Comparison of an existing model and the model proposed in this paper.

Figure 8 shows the accuracy in the model of the literature [15] and the model of this paper on the grades of meningioma. It can be seen from the figure that the model in this paper (training accuracy rate 89.84%; test accuracy rate 83.33%) is better than the model in the literature [15] (training accuracy rate is 82.33%; test accuracy rate is 73.33%).

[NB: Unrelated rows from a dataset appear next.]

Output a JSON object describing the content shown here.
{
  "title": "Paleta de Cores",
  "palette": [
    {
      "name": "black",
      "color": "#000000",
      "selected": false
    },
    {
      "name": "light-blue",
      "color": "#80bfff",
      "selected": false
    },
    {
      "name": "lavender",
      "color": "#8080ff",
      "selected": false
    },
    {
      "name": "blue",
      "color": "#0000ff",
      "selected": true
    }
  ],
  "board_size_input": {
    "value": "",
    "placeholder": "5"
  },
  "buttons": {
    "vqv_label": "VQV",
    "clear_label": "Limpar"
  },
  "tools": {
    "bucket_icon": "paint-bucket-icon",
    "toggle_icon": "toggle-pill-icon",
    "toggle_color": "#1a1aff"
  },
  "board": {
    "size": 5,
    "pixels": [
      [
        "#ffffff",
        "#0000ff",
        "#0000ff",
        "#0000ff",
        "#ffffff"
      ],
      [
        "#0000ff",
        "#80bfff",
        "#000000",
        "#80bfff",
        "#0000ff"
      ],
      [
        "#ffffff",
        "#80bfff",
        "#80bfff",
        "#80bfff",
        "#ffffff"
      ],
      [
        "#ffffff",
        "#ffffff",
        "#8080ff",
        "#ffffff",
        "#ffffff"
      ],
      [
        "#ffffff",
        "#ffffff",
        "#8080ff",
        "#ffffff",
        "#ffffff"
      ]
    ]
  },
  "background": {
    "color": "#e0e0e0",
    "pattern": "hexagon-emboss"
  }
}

5.7. Wilcoxon Signed-Rank Test

In this experiment, we used the original network and the improved network to perform a 10-fold cross validation on the training set and recorded the accuracy of each verification. At the same time, we performed statistical tests using Wilcoxon signed-rank test for paired sample comparison. The specific table is shown in Table 7.

Table 7

Statistics based on Wilcoxon signed-rank test for paired sample comparison.

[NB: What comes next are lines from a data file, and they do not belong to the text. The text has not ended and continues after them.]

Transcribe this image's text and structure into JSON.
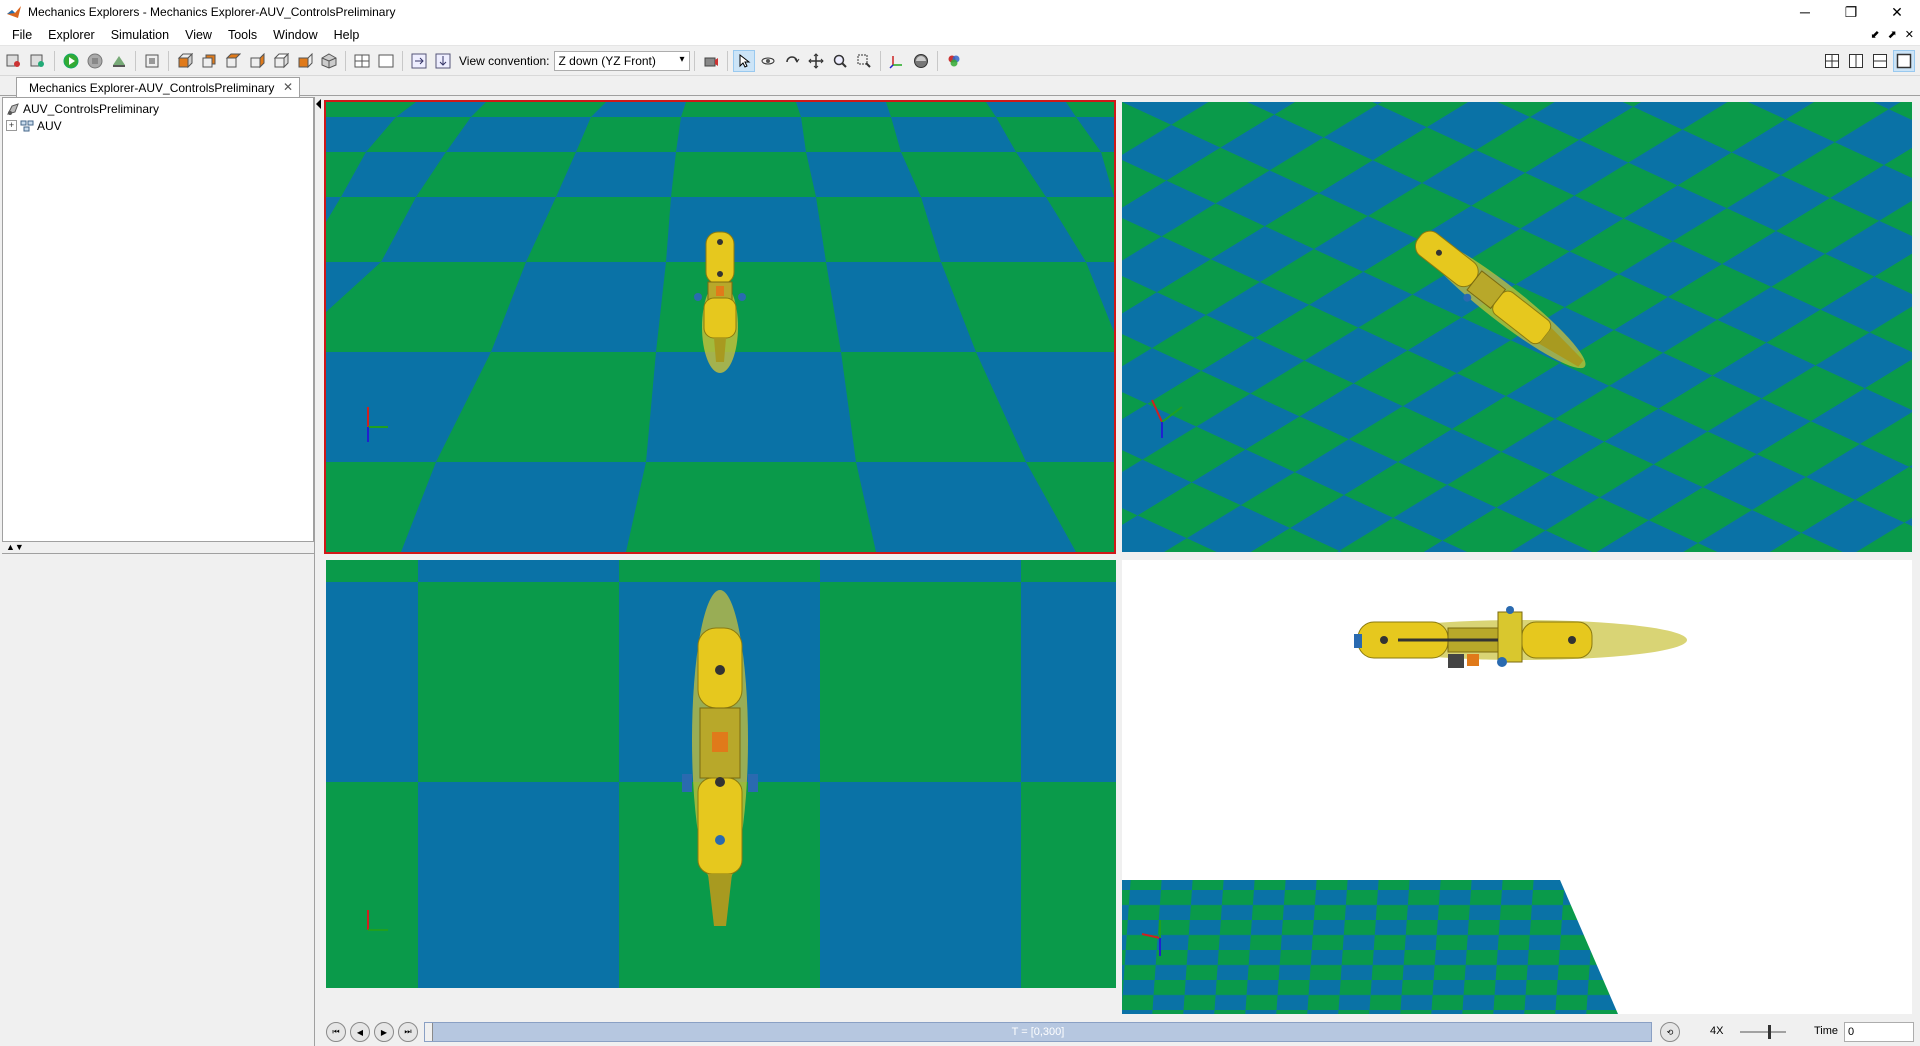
{
  "window": {
    "title": "Mechanics Explorers - Mechanics Explorer-AUV_ControlsPreliminary",
    "minimize": "─",
    "restore": "❐",
    "close": "✕"
  },
  "menu": {
    "items": [
      "File",
      "Explorer",
      "Simulation",
      "View",
      "Tools",
      "Window",
      "Help"
    ],
    "right_controls": [
      "⬋",
      "⬈",
      "✕"
    ]
  },
  "toolbar": {
    "view_convention_label": "View convention:",
    "view_convention_value": "Z down (YZ Front)"
  },
  "tab": {
    "label": "Mechanics Explorer-AUV_ControlsPreliminary",
    "close": "✕"
  },
  "tree": {
    "root": "AUV_ControlsPreliminary",
    "child": "AUV"
  },
  "splitter_arrows": "▲▼",
  "playback": {
    "timeline_label": "T = [0,300]",
    "speed": "4X",
    "time_label": "Time",
    "time_value": "0"
  },
  "colors": {
    "ground_green": "#0a9a4a",
    "ground_blue": "#0a72a6",
    "vehicle_yellow": "#e6c81e",
    "selected_border": "#d01818"
  }
}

Times	Original network accuracy (%)	Improved network accuracy (%)	Z	P
1	67.53	81.82	−2.804881	0.005
2	72.73	84.42
3	68.83	87.01
4	75.32	87.01
5	70.13	85.71
6	72.73	83.12
7	68.83	81.82
8	77.72	81.82
9	72.37	84.21
10	77.63	85.53

According to the Wilcoxon signed-rank test, the P value is 0.005 and less than 0.05, which is statistically significant. The results of the improved network have “clinical” significances.

6. Discussion

In this study, several experiments were designed to validate our method. Particularly, we first compared the effects of the softmax layer on the accuracy of meningioma grade classification and found that adding the softmax layer can achieve much better result. Subsequently, we expanded the training set and compared the four activation functions and found that the ELU function works best. Then, we compared the improved LeNet-5 architecture with the architecture in the literature [15] and found that the accuracy of our architecture is higher (83.33%), and we confirm that our architecture has an advantage in the prediction of meningioma grading. Finally, we used the Wilcoxon signed-rank test for paired sample comparison to perform ten statistics on the model and calculated that the P value was less than 0.05, which was statistically significant. Despite the achievements reported in this paper, several improvements remain possible: On the one hand, the data samples used in the experiment are still insufficient and it is easy to produce the phenomenon of overfitting. On the other hand, the performance of the improved model is still lacking and the accuracy of grading meningioma is still not high enough. Future research in the domain shall address these issues, possibly collecting new data and using a suitable generative adversarial network to augment data and further improving the model in this paper.

7. Conclusions

In this paper, we used the mirroring and rotation oversampling techniques to augment the meningioma dataset and improve LeNet-5 to assist in predicting the grades of meningioma. We increased the depth of the network and adjusted the network parameters to obtain deeper features of the image, while adding the softmax layer to distinguish the three grades of meningioma and changing the activation function to improve the accuracy of prediction. The results show that our proposed method can achieve rather high accuracy and has the potential to assist clinical diagnosis.